In its recent opinion in the Tobacco II Cases, the California Supreme Court rejected extension of Proposition 64 standing requirements to putative class members on the grounds that doing so would invalidate the “patently less stringent” remedies afforded under Business & Professions Code Section 17203. See In re Tobacco II Cases, 46 Cal. 4th 298, 320 (2009). In practical terms, the Court’s decision requires only the named plaintiff in a UCL action to establish that he or she in fact “has lost money or property as a result of the unfair competition”, whereas putative class members would be entitled to restitution of money or property “which may have been acquired’  by means of the unfair practice.” See id. (italics in original). This distinction has been the subject of significant debate – leading some to reject a literal reading of the Court’s analysis based on the perception that it would improperly permit a certified UCL restitution class to include putative class members who may not have actually been injured. Such a criticism is unfounded, as it disregards fundamental tenants of the UCL reaffirmed in the Court’s opinion.

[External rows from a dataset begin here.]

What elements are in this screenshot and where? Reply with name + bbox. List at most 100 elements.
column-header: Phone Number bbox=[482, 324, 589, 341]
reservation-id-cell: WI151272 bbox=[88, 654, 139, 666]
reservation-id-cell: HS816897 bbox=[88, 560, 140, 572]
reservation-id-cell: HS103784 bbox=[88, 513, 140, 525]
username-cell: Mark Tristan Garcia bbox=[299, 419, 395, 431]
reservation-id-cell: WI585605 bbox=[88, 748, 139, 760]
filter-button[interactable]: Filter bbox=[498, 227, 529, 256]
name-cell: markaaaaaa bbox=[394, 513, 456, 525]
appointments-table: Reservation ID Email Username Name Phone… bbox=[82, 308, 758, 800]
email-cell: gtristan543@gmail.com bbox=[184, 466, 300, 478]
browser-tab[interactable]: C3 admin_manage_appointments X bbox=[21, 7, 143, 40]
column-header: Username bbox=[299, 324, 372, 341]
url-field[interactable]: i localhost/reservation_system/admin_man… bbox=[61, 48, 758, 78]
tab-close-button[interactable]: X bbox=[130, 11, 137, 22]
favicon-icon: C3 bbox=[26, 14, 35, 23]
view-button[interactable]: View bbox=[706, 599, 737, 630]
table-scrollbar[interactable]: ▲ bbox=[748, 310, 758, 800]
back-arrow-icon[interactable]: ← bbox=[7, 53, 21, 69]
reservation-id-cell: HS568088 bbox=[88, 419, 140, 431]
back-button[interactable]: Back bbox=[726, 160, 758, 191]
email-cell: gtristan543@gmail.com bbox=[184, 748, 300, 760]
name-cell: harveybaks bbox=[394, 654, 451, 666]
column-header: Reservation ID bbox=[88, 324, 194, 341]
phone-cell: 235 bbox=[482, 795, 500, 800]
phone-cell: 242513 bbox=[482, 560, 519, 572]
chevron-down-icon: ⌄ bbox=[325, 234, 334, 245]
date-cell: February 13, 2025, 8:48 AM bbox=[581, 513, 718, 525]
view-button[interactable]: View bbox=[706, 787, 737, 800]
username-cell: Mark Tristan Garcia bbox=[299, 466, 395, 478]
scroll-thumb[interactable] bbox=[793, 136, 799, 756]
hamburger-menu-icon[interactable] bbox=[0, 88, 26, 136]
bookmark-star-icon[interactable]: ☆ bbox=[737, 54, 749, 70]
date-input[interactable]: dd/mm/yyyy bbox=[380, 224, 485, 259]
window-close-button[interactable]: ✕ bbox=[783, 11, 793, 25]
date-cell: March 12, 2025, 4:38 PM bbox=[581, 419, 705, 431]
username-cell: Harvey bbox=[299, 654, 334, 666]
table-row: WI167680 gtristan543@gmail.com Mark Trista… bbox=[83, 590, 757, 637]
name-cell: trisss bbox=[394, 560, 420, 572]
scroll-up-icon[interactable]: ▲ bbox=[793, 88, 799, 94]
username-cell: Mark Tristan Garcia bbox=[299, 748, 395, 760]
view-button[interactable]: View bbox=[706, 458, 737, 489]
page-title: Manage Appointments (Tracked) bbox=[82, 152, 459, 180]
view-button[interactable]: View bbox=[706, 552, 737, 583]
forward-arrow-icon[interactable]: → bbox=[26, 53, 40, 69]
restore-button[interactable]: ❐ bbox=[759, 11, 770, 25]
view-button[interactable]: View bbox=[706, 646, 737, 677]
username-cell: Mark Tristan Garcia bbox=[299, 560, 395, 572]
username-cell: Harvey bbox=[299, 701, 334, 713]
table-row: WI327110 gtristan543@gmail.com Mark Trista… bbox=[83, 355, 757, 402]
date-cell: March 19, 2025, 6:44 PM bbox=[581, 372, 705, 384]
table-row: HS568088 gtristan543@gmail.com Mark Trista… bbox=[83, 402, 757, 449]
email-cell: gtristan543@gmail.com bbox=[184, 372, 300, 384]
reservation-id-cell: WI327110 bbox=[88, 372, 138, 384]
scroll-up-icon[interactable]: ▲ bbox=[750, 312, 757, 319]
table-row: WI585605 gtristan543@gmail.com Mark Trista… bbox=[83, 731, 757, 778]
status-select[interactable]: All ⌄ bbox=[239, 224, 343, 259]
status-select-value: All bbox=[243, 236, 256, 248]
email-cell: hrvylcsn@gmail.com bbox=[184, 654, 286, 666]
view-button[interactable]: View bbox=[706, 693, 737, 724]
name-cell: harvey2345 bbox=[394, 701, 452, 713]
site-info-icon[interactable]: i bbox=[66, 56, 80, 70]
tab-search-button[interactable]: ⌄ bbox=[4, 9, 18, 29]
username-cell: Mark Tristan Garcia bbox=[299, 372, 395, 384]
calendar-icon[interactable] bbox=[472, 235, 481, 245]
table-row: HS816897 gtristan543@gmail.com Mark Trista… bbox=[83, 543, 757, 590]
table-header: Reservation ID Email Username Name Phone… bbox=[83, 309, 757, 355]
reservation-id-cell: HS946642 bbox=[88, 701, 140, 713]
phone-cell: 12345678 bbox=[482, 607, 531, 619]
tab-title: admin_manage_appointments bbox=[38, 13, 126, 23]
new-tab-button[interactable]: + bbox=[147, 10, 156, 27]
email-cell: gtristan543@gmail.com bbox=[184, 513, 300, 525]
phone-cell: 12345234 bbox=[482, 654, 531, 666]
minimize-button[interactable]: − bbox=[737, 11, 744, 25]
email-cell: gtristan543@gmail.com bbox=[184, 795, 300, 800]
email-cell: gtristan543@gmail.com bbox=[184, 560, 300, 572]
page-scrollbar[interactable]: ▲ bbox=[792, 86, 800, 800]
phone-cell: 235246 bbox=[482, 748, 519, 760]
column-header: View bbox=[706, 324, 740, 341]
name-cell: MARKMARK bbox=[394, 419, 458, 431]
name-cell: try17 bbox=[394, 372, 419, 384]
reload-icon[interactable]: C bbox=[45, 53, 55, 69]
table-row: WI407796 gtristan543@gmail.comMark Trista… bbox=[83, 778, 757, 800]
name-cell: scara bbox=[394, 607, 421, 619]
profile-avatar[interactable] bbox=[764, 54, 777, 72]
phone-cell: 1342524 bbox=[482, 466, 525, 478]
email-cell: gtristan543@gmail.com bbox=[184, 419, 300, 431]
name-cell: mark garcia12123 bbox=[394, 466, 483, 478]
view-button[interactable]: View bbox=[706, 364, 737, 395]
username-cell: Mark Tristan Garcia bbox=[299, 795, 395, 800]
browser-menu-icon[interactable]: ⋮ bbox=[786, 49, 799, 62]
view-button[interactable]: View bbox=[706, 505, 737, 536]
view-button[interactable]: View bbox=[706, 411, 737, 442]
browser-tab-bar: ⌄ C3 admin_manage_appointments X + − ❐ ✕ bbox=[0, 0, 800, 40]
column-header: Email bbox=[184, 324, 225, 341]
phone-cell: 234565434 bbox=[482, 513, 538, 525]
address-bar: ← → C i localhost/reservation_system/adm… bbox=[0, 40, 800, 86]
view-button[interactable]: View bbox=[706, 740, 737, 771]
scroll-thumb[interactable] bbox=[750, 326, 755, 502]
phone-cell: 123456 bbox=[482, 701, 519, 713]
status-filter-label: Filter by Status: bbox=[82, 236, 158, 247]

Unlike other tort remedies, the UCL is intended to uproot burgeoning deceptive business practices before they have an opportunity to bloom. To achieve this objective, the UCL focuses solely on a defendant’s business conduct – imposing liability based on a liberal “likely to deceive” standard without any concern as to whether consumers were actually deceived or sustained an injury by relying on a deceptive practice. Yet, that a UCL class includes persons who did not act in reliance on the challenged practice does not mean that the class includes members who were not injured. Such a conclusion is flawed, as it disregards the fact that the overall impact of a deceptive business practice will generally be distributed evenly among the entire purchaser/client base. For example, even when only a handful of consumers purchase a product based on a deceptive advertising campaign, the cost of the deceptive advertising campaign itself is passed on to all purchasers as a component of the purchase price of that product. Similarly, where a business promotes a deceptive feature of a product to justify a purchase price that is above the price of the competing brand, all purchasers are damaged by having to pay the enhanced price whether they relied on the deceptive representation or not. Permitting restitution in such cases is consistent with the UCL’s objective that “wrongdoers not retain the benefits of their misconduct….” Id.
In short, Tobacco II does not create an issue as to whether a class action may be certified on behalf of a class encompassing persons who never relied on a deceptive business practice – that is the question the Court resolved. Efforts to reframe the issue by claiming the Court’s decision left unsolved the issue of whether a UCL class may include members that are uninjured conflates the clear distinction drawn by the Court between standing requirements imposed on the named plaintiff versus the broad relief afforded to member of the class.